Jonathan Troppers debutroman utkom i USA år 2000 och handlar om ett kompisgäng i kollektiv trettioårskris. Mellan rappa dialoger och haglande filmreferenser skildras obrytbara vänskapsband och kärlek som aldrig rostar, hur många tårar som än spills på den.
PUBLISHERS WEEKLY
The title of Tropper's debut novel refers to the madcap plot at its center, and also to one of the book's primary themes--that life rarely works according to plan.

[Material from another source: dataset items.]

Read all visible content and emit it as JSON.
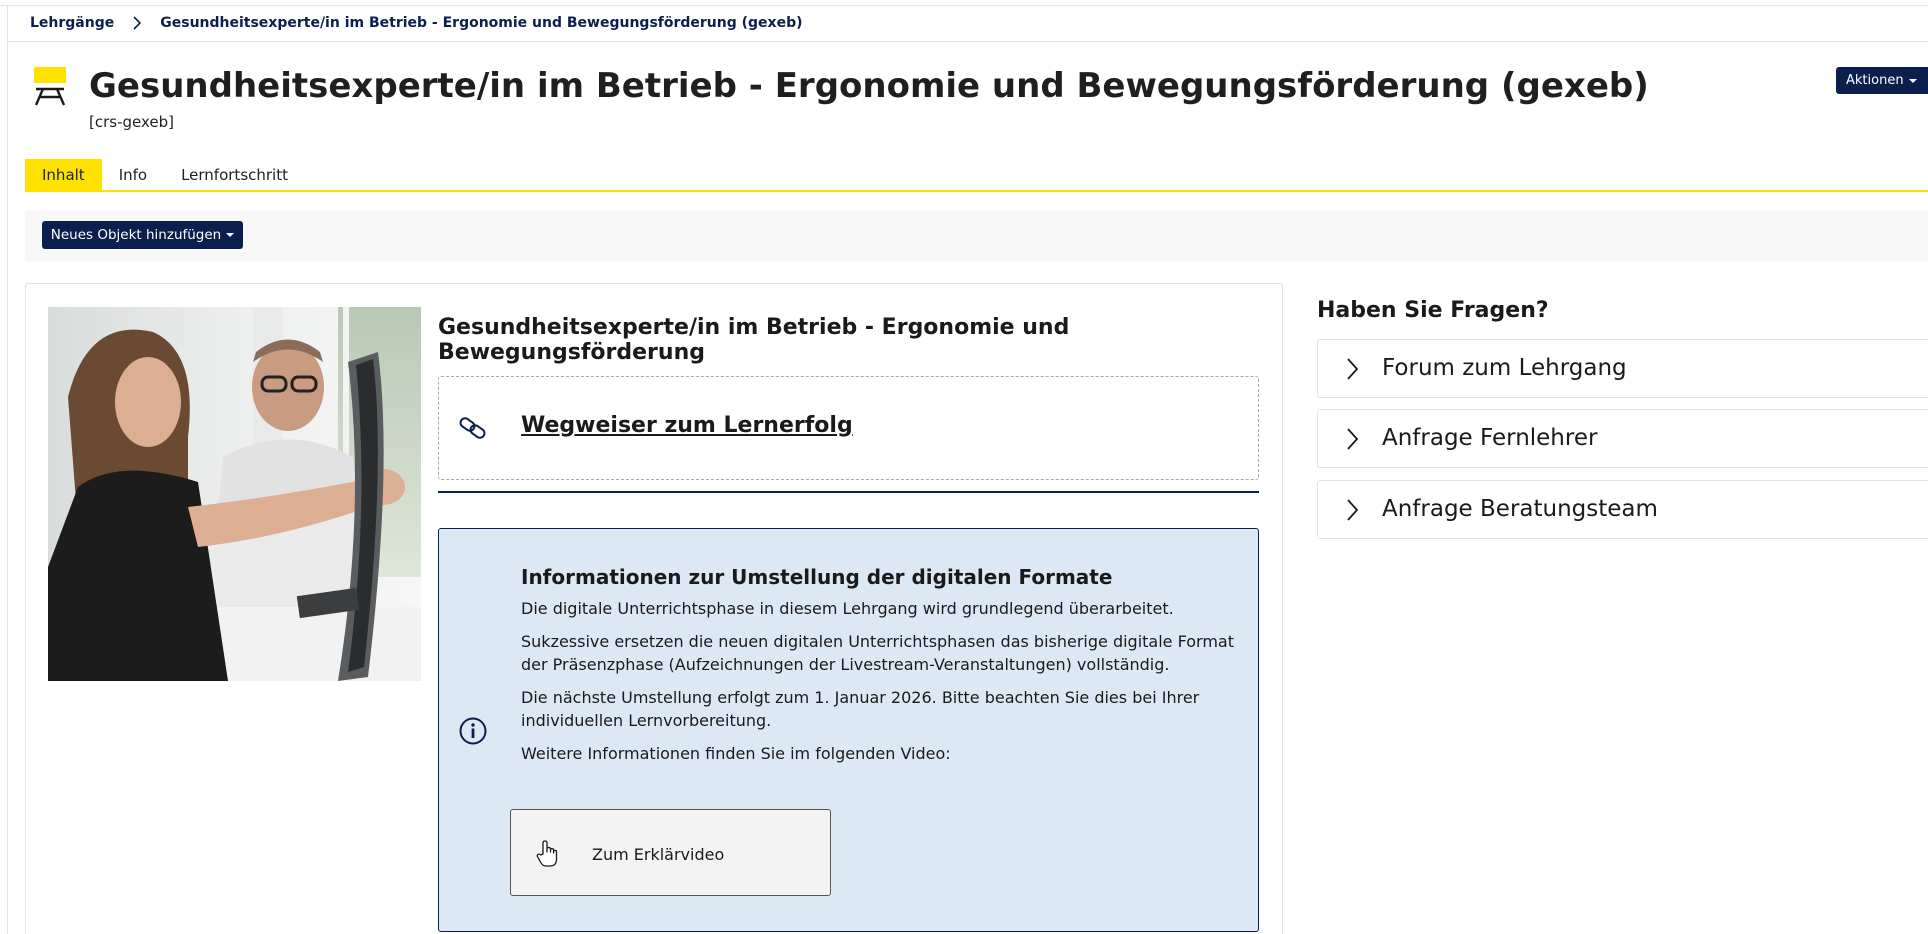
{
  "breadcrumb": {
    "items": [
      "Lehrgänge",
      "Gesundheitsexperte/in im Betrieb - Ergonomie und Bewegungsförderung (gexeb)"
    ]
  },
  "header": {
    "title": "Gesundheitsexperte/in im Betrieb - Ergonomie und Bewegungsförderung (gexeb)",
    "subtitle": "[crs-gexeb]",
    "actions_label": "Aktionen",
    "course_icon": "course-icon"
  },
  "tabs": [
    {
      "label": "Inhalt",
      "active": true
    },
    {
      "label": "Info",
      "active": false
    },
    {
      "label": "Lernfortschritt",
      "active": false
    }
  ],
  "toolbar": {
    "add_label": "Neues Objekt hinzufügen"
  },
  "main": {
    "item_title": "Gesundheitsexperte/in im Betrieb - Ergonomie und Bewegungsförde­rung",
    "link_text": "Wegweiser zum Lernerfolg",
    "link_icon": "link-icon",
    "info": {
      "icon": "info-icon",
      "heading": "Informationen zur Umstellung der digitalen Formate",
      "paragraphs": [
        "Die digitale Unterrichtsphase in diesem Lehrgang wird grundlegend überarbeitet.",
        "Sukzessive ersetzen die neuen digitalen Unterrichtsphasen das bisherige digitale Format der Präsenzphase (Aufzeichnungen der Livestream-Veranstaltungen) vollständig.",
        "Die nächste Umstellung erfolgt zum 1. Januar 2026. Bitte beachten Sie dies bei Ihrer individu­ellen Lernvorbereitung.",
        "Weitere Informationen finden Sie im folgenden Video:"
      ],
      "video_button": "Zum Erklärvideo"
    }
  },
  "sidebar": {
    "heading": "Haben Sie Fragen?",
    "items": [
      "Forum zum Lehrgang",
      "Anfrage Fernlehrer",
      "Anfrage Beratungsteam"
    ]
  },
  "colors": {
    "accent": "#ffe100",
    "navy": "#0b1f4e",
    "info_bg": "#dce9f5",
    "toolbar_bg": "#f8f8f8"
  }
}
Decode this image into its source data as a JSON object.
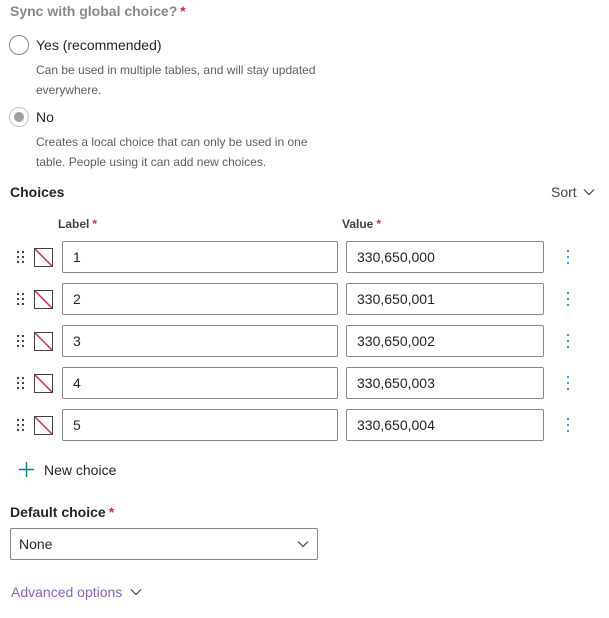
{
  "sync": {
    "question": "Sync with global choice?",
    "required_mark": "*",
    "options": [
      {
        "label": "Yes (recommended)",
        "description": "Can be used in multiple tables, and will stay updated everywhere.",
        "selected": false
      },
      {
        "label": "No",
        "description": "Creates a local choice that can only be used in one table. People using it can add new choices.",
        "selected": true
      }
    ]
  },
  "choices": {
    "title": "Choices",
    "sort_label": "Sort",
    "label_header": "Label",
    "value_header": "Value",
    "required_mark": "*",
    "rows": [
      {
        "label": "1",
        "value": "330,650,000"
      },
      {
        "label": "2",
        "value": "330,650,001"
      },
      {
        "label": "3",
        "value": "330,650,002"
      },
      {
        "label": "4",
        "value": "330,650,003"
      },
      {
        "label": "5",
        "value": "330,650,004"
      }
    ],
    "new_choice_label": "New choice"
  },
  "default_choice": {
    "label": "Default choice",
    "required_mark": "*",
    "value": "None"
  },
  "advanced_options_label": "Advanced options",
  "colors": {
    "accent": "#0078d4",
    "link": "#8764b8",
    "required": "#c4314b",
    "add_icon": "#038387"
  }
}
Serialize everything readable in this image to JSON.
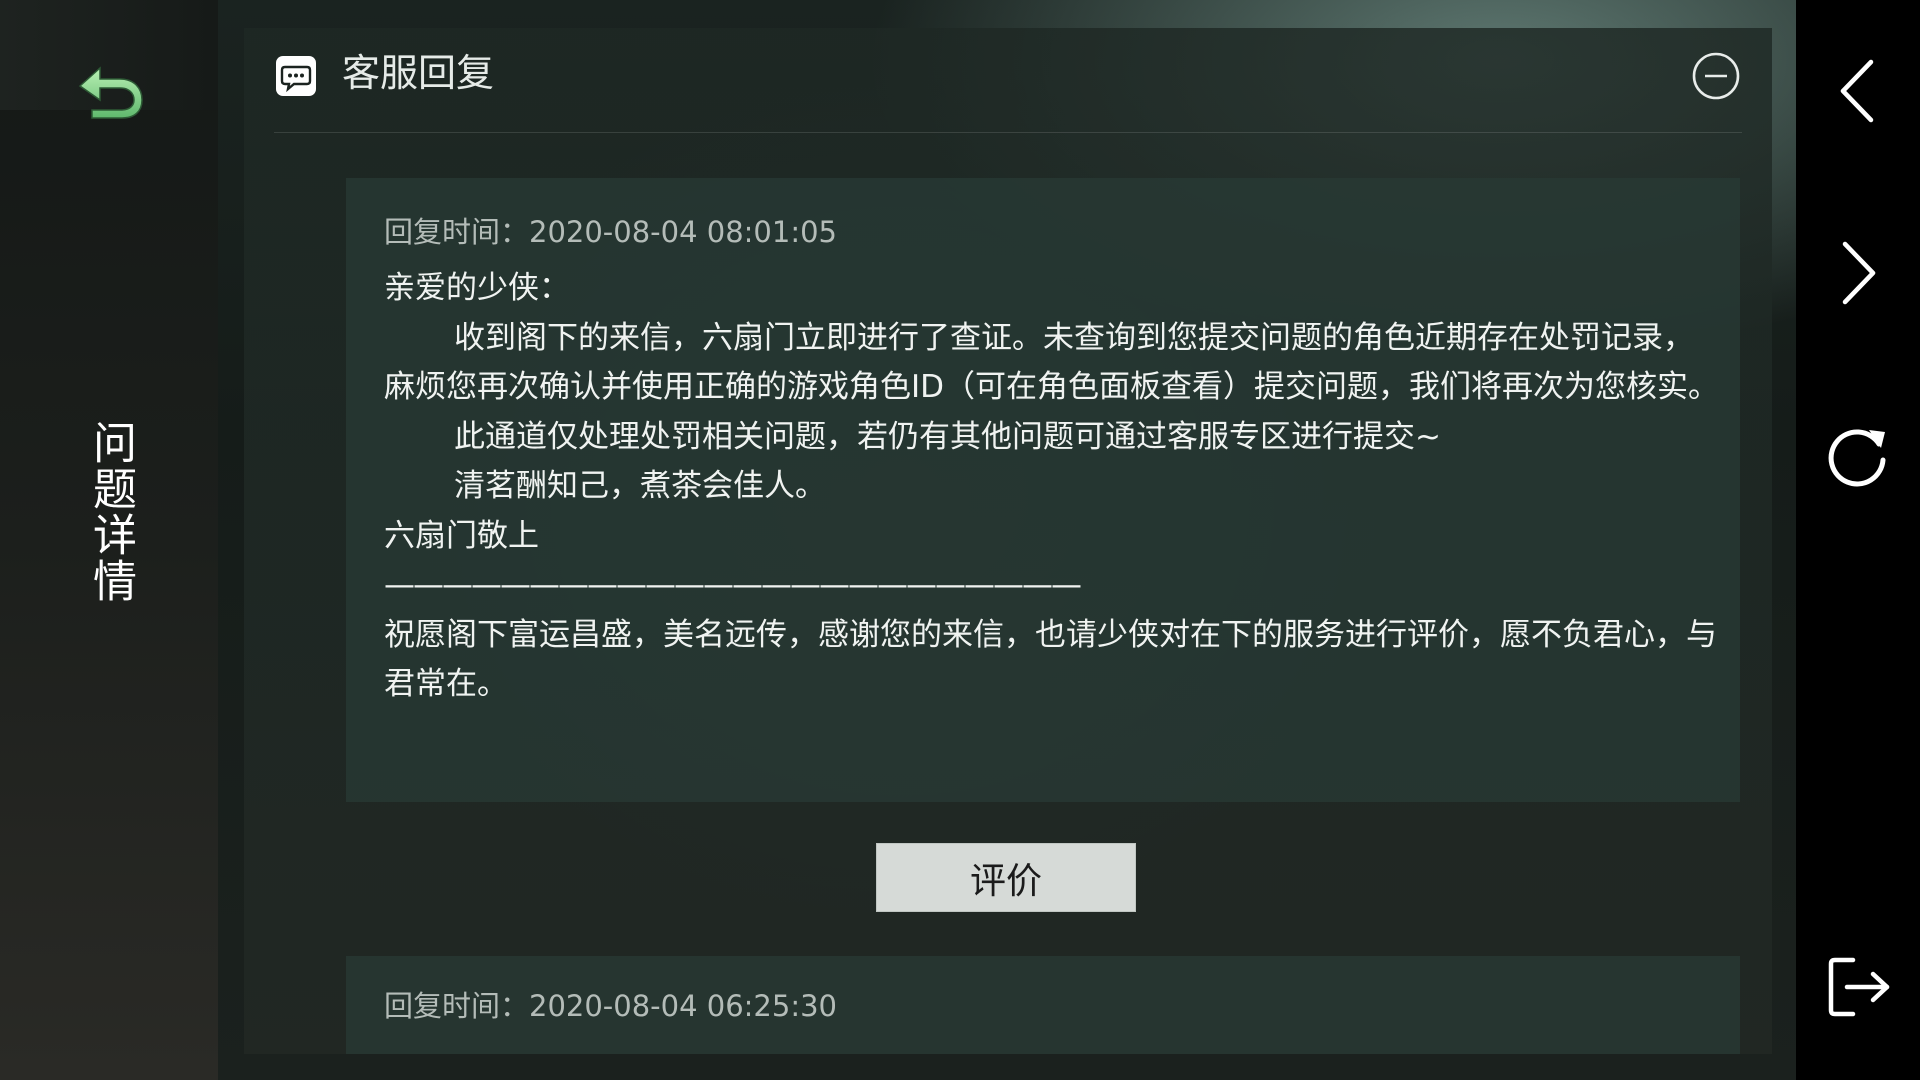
{
  "sidebar": {
    "back_icon": "back-arrow-icon",
    "title": "问题详情"
  },
  "panel": {
    "title": "客服回复",
    "chat_icon": "chat-bubble-icon",
    "minimize_icon": "minus-circle-icon"
  },
  "replies": [
    {
      "time": "回复时间：2020-08-04 08:01:05",
      "greeting": "亲爱的少侠：",
      "paragraph1": "收到阁下的来信，六扇门立即进行了查证。未查询到您提交问题的角色近期存在处罚记录，麻烦您再次确认并使用正确的游戏角色ID（可在角色面板查看）提交问题，我们将再次为您核实。",
      "paragraph2": "此通道仅处理处罚相关问题，若仍有其他问题可通过客服专区进行提交~",
      "paragraph3": "清茗酬知己，煮茶会佳人。",
      "signature": "六扇门敬上",
      "divider": "————————————————————————",
      "closing": "祝愿阁下富运昌盛，美名远传，感谢您的来信，也请少侠对在下的服务进行评价，愿不负君心，与君常在。"
    },
    {
      "time": "回复时间：2020-08-04 06:25:30"
    }
  ],
  "rate_button": "评价",
  "right_nav": {
    "prev_icon": "chevron-left-icon",
    "next_icon": "chevron-right-icon",
    "refresh_icon": "refresh-icon",
    "exit_icon": "exit-icon"
  },
  "colors": {
    "accent_green": "#7fd08a",
    "card_bg": "#28383a",
    "button_bg": "#d6dad7"
  }
}
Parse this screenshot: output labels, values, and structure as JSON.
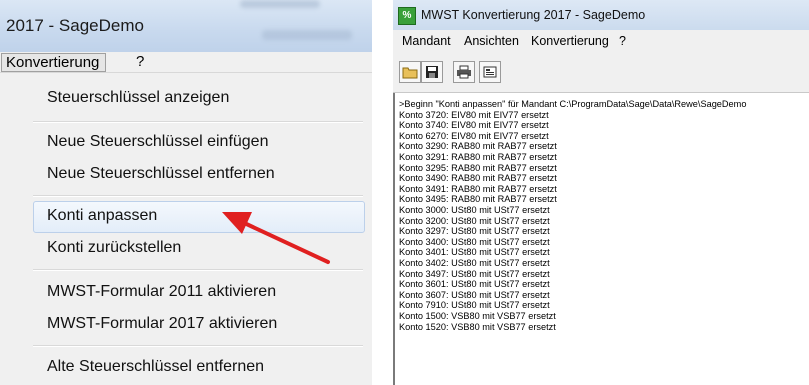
{
  "left": {
    "title": "2017 - SageDemo",
    "menubar": {
      "active_menu": "Konvertierung",
      "help": "?"
    },
    "menu_items": [
      "Steuerschlüssel anzeigen",
      "Neue Steuerschlüssel einfügen",
      "Neue Steuerschlüssel entfernen",
      "Konti anpassen",
      "Konti zurückstellen",
      "MWST-Formular 2011 aktivieren",
      "MWST-Formular 2017 aktivieren",
      "Alte Steuerschlüssel entfernen"
    ],
    "highlighted_item": "Konti anpassen",
    "arrow_color": "#e02020"
  },
  "right": {
    "title": "MWST Konvertierung 2017 - SageDemo",
    "menus": [
      "Mandant",
      "Ansichten",
      "Konvertierung",
      "?"
    ],
    "toolbar_icons": [
      "open-folder-icon",
      "save-icon",
      "print-icon",
      "properties-icon"
    ],
    "log_lines": [
      ">Beginn \"Konti anpassen\" für Mandant C:\\ProgramData\\Sage\\Data\\Rewe\\SageDemo",
      "Konto 3720: EIV80 mit EIV77 ersetzt",
      "Konto 3740: EIV80 mit EIV77 ersetzt",
      "Konto 6270: EIV80 mit EIV77 ersetzt",
      "Konto 3290: RAB80 mit RAB77 ersetzt",
      "Konto 3291: RAB80 mit RAB77 ersetzt",
      "Konto 3295: RAB80 mit RAB77 ersetzt",
      "Konto 3490: RAB80 mit RAB77 ersetzt",
      "Konto 3491: RAB80 mit RAB77 ersetzt",
      "Konto 3495: RAB80 mit RAB77 ersetzt",
      "Konto 3000: USt80 mit USt77 ersetzt",
      "Konto 3200: USt80 mit USt77 ersetzt",
      "Konto 3297: USt80 mit USt77 ersetzt",
      "Konto 3400: USt80 mit USt77 ersetzt",
      "Konto 3401: USt80 mit USt77 ersetzt",
      "Konto 3402: USt80 mit USt77 ersetzt",
      "Konto 3497: USt80 mit USt77 ersetzt",
      "Konto 3601: USt80 mit USt77 ersetzt",
      "Konto 3607: USt80 mit USt77 ersetzt",
      "Konto 7910: USt80 mit USt77 ersetzt",
      "Konto 1500: VSB80 mit VSB77 ersetzt",
      "Konto 1520: VSB80 mit VSB77 ersetzt"
    ]
  }
}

Nobody knows this better than Ben, the narrator, who wants to be a novelist, but finds himself at age 30 stuck in a low-level publishing job in New York City, on the cusp of a sad and bloodless divorce, and envious of his closest college friends: Lindsey, the spirited ex-girlfriend who's always followed her heart; attorney Alison; surgeon Chuck; and movie star Jack Shaw, who earns $13 million a picture. But Jack, it turns out, is also a cocaine addict whose drug-fueled escapades are increasingly finding their way into the tabloids. When an intervention attempt fails, his friends turn to Plan B: they kidnap Jack and keep him captive in the Catskills until he shakes his habit for good. Of course, holding a mega-celebrity against his will is no simple matter, and complications abound. Jack turns violent, then vanishes, the local-yokel sheriff's department starts poking around and soon enough the FBI and the media are involved. Meanwhile, the remaining friends are forging new bonds (platonic and otherwise) and confronting encroaching fears of aging. Despite Ben's exaggerated Gen-X voice--by turns jaded and facile, glib and bleak--the picaresque plot is diverting in a sitcom kind of way. The characters are unlikely as friends but entertaining as Friends, and Tropper keeps the story moving at a brisk pace with crackling TV dialogue.